Senegal’s elephant inhabitants has been decreased to honest a handful due to a long time of poaching, deforestation, and habitat encroachment.
So this rare sighting in a a long way off residence has introduced hope to conservationists.
Senegal has one in every of the most threatened elephant populations in Africa, with the inhabitants in the Niokolo-Koba park diminishing from 450 in the late Seventies to between 5 and 10 currently, according to the Elephant Disaster Fund.
“We have conducted extensive surveys in the park since 2021 now, covering the entire park with camera traps. And so far we only have evidence of one single elephant,” says Philipp Henschel, a plants and fauna conservationist and Regional Director, West and Central Africa, with Panthera.
“But there have been rumours, most recently from a truck driver crossing the park, there’s a national highway bisecting it, and this truck driver said he saw three elephants and he’s sure that that was elephants and so there is a little hope that we have a tiny group of elephants left in the park.”
Conservation groups sigh the sighting reinforces the want to enhance anti-poaching patrols, restore habitats, and work closely with within sight communities to lower human-elephant struggle.
The park is acknowledged for its extraordinary biodiversity and ecosystems, which led to its inclusion on the UNESCO World Heritage Articulate checklist.
But plants and fauna depletion, poaching and mining meant it turned into attach on UNESCO’s pains checklist from 2007 to 2024.

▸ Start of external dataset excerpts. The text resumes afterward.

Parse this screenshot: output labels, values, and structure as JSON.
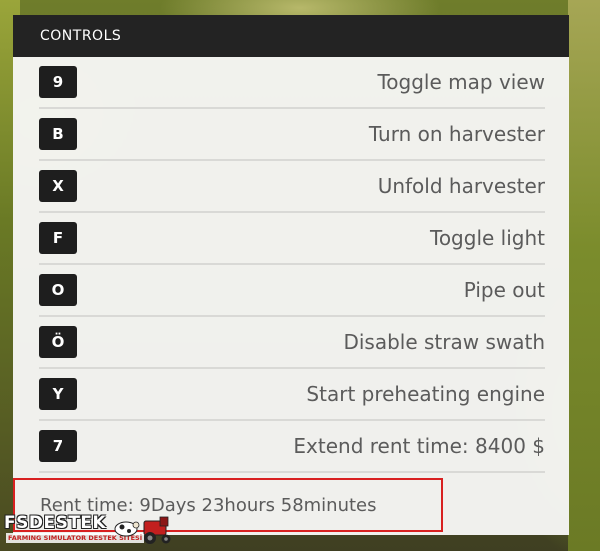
{
  "panel": {
    "title": "CONTROLS"
  },
  "controls": [
    {
      "key": "9",
      "label": "Toggle map view"
    },
    {
      "key": "B",
      "label": "Turn on harvester"
    },
    {
      "key": "X",
      "label": "Unfold harvester"
    },
    {
      "key": "F",
      "label": "Toggle light"
    },
    {
      "key": "O",
      "label": "Pipe out"
    },
    {
      "key": "Ö",
      "label": "Disable straw swath"
    },
    {
      "key": "Y",
      "label": "Start preheating engine"
    },
    {
      "key": "7",
      "label": "Extend rent time: 8400 $"
    }
  ],
  "rent": {
    "text": "Rent time: 9Days 23hours 58minutes"
  },
  "watermark": {
    "title": "FSDESTEK",
    "subtitle": "FARMING SIMULATOR DESTEK SİTESİ"
  },
  "colors": {
    "header_bg": "#232323",
    "key_bg": "#1e1e1e",
    "highlight_border": "#d82020"
  }
}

Steps to kind out the issues, including monitoring plants and fauna, combating poaching and illegal gold panning, and a mine pollution administration system indicate the park is no longer considered as to be in pains.
And elephants agree with a role to play in keeping the habitat healthy.
“It’s important for the park, also for the park ecology because they’re such an important species to have. They push down trees, that can bring in growth of grasses, the grasses are important for herbivores grazers like the buffalo and other antelope, those in turn are important for the lions that we’re trying to protect,” says Henschel.
“So, the elephant is what we call the keystone species. So, for the park it would be an advantage to bring them back, but it also needs to be acceptable for the local population living around the park and so this is, I think, the big question that we need to answer.”
The African savanna elephant is currently listed as endangered on the IUCN Red List, with populations all the intention in which by intention of West Africa facing steep declines due to illegal hunting and shrinking pure habitats.